Für den Dreh einer Dokumentation ist Lehmann zu verschiedenen Orten auf der Welt gereist, um Aspekte zu beleuchten, die viele nicht sehen, obwohl sie total wichtig sind. Im Interview erzählt er, welche Erfahrungen er bei dem Dreh gemacht hat, wie ihn diese Erfahrungen beeinflusst haben und was jeder Einzelne von uns tun kann.

Robert Marc, was genau möchtest du bei den Zuschauern mit deinen Sendungen bewirken?

Robert Marc Lehmann (37): Vielen Menschen bleibt vieles verborgen. Das Meer kann Dinge gut verstecken. Geisternetze oder Plastikmüll, sowas sieht man nicht unbedingt. Man sieht auch das Artensterben nicht unbedingt, außer man fährt vielleicht 500 Kilometer auf der Autobahn und merkt, dass die Insekten fehlen und die Frontscheibe gar nicht mehr so oft sauber gemacht werden muss. Ich versuche diese verborgenen Dinge einzufangen, das zu dokumentieren und etwas davon mit nach Deutschland zu bringen um den Menschen zu zeigen, dass jeder etwas damit zu tun hat. Das bedeutet auch, dass jeder etwas daran ändern kann.

Was erwartet die Zuschauer da konkret?

Robert Marc Lehmann: In den ersten beiden Teilen sind im Prinzip die letzten zehn Jahre meiner Arbeit zusammengefasst. Zahlreiche und spannende Expeditionen, Abenteuer oder Tiermomente aus über 100 Ländern und das alles komprimiert auf zwei Stunden. Danach sind wir auf der Suche nach dem Fuchshai, ein ganz seltenes Tier, welches es nur an einem bestimmten Platz gibt, an dem man es regelmäßig treffen kann.

Da habe ich auf der Insel Malapascua auf den Philippinen gelernt, dass es um viel mehr geht, als nur um diesen Hai. Um ein ganzes Ökosystem, Menschen, Riffe und auch um uns selber.
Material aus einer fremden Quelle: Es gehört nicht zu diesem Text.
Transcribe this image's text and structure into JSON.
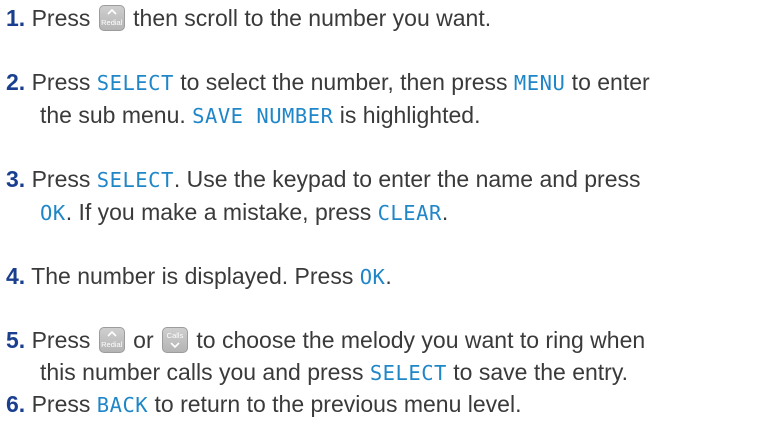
{
  "keys": {
    "redial": "Redial",
    "calls": "Calls"
  },
  "steps": [
    {
      "num": "1",
      "dot": ".",
      "t1": "Press",
      "t2": "then scroll to the number you want."
    },
    {
      "num": "2",
      "dot": ".",
      "t1": "Press ",
      "k1": "SELECT",
      "t2": " to select the number, then press ",
      "k2": "MENU",
      "t3": " to enter",
      "l2a": "the sub menu. ",
      "k3": "SAVE NUMBER",
      "l2b": " is highlighted."
    },
    {
      "num": "3",
      "dot": ".",
      "t1": "Press ",
      "k1": "SELECT",
      "t2": ". Use the keypad to enter the name and press",
      "k2": "OK",
      "l2a": ". If you make a mistake, press ",
      "k3": "CLEAR",
      "l2b": "."
    },
    {
      "num": "4",
      "dot": ".",
      "t1": "The number is displayed. Press ",
      "k1": "OK",
      "t2": "."
    },
    {
      "num": "5",
      "dot": ".",
      "t1": "Press",
      "t2": "or",
      "t3": "to choose the melody you want to ring when",
      "l2a": "this number calls you and press ",
      "k1": "SELECT",
      "l2b": " to save the entry."
    },
    {
      "num": "6",
      "dot": ".",
      "t1": "Press ",
      "k1": "BACK",
      "t2": " to return to the previous menu level."
    }
  ]
}
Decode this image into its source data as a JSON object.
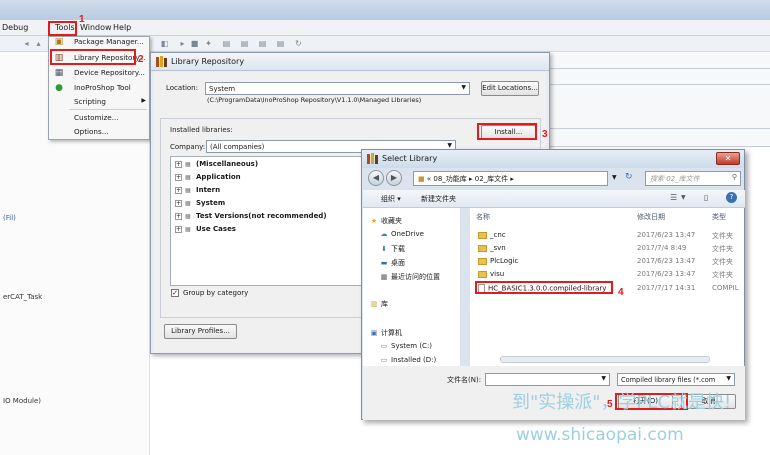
{
  "menubar": {
    "items": [
      "Debug",
      "Tools",
      "Window",
      "Help"
    ]
  },
  "left_panel": {
    "lines": [
      "(Fil)",
      "erCAT_Task",
      "IO Module)"
    ]
  },
  "tools_menu": {
    "items": [
      {
        "label": "Package Manager...",
        "icon": "package-icon"
      },
      {
        "label": "Library Repository...",
        "icon": "library-icon"
      },
      {
        "label": "Device Repository...",
        "icon": "device-icon"
      },
      {
        "label": "InoProShop Tool",
        "icon": "tool-icon"
      },
      {
        "label": "Scripting",
        "icon": "",
        "submenu": true
      },
      {
        "label": "Customize...",
        "icon": ""
      },
      {
        "label": "Options...",
        "icon": ""
      }
    ]
  },
  "annotations": {
    "n1": "1",
    "n2": "2",
    "n3": "3",
    "n4": "4",
    "n5": "5"
  },
  "library_repository": {
    "title": "Library Repository",
    "location_label": "Location:",
    "location_value": "System",
    "location_path": "(C:\\ProgramData\\InoProShop Repository\\V1.1.0\\Managed Libraries)",
    "edit_locations": "Edit Locations...",
    "installed_label": "Installed libraries:",
    "install_button": "Install...",
    "company_label": "Company:",
    "company_value": "(All companies)",
    "tree": [
      "(Miscellaneous)",
      "Application",
      "Intern",
      "System",
      "Test Versions(not recommended)",
      "Use Cases"
    ],
    "group_by": "Group by category",
    "library_profiles": "Library Profiles..."
  },
  "select_library": {
    "title": "Select Library",
    "breadcrumb": "«  08_功能库  ▸  02_库文件  ▸",
    "search_placeholder": "搜索 02_库文件",
    "organize": "组织 ▾",
    "new_folder": "新建文件夹",
    "nav": [
      {
        "label": "收藏夹",
        "icon": "star-icon"
      },
      {
        "label": "OneDrive",
        "icon": "cloud-icon"
      },
      {
        "label": "下载",
        "icon": "download-icon"
      },
      {
        "label": "桌面",
        "icon": "desktop-icon"
      },
      {
        "label": "最近访问的位置",
        "icon": "recent-icon"
      },
      {
        "label": "库",
        "icon": "library-folder-icon"
      },
      {
        "label": "计算机",
        "icon": "computer-icon"
      },
      {
        "label": "System (C:)",
        "icon": "drive-icon"
      },
      {
        "label": "Installed (D:)",
        "icon": "drive-icon"
      }
    ],
    "columns": [
      "名称",
      "修改日期",
      "类型"
    ],
    "files": [
      {
        "name": "_cnc",
        "date": "2017/6/23 13:47",
        "type": "文件夹",
        "folder": true
      },
      {
        "name": "_svn",
        "date": "2017/7/4 8:49",
        "type": "文件夹",
        "folder": true
      },
      {
        "name": "PlcLogic",
        "date": "2017/6/23 13:47",
        "type": "文件夹",
        "folder": true
      },
      {
        "name": "visu",
        "date": "2017/6/23 13:47",
        "type": "文件夹",
        "folder": true
      },
      {
        "name": "HC_BASIC1.3.0.0.compiled-library",
        "date": "2017/7/17 14:31",
        "type": "COMPIL",
        "folder": false
      }
    ],
    "filename_label": "文件名(N):",
    "filename_value": "",
    "filter_value": "Compiled library files (*.com",
    "open_button": "打开(O)",
    "cancel_button": "取消"
  },
  "watermark": {
    "line1": "到\"实操派\"，学PLC就是快!",
    "line2": "www.shicaopai.com"
  }
}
Das war auch wieder eine turbulente Reise mit vielen Dingen, bei denen man denkt, "wow krass, das habe ich nicht gewusst", bis hin zu, "ich habe etwas damit zu tun und ich kann das für mich in Deutschland anwenden, was auf den Philippinen passiert".

Welche Auswirkungen hat die Fischerei auf die Weltmeere und auf die Umwelt?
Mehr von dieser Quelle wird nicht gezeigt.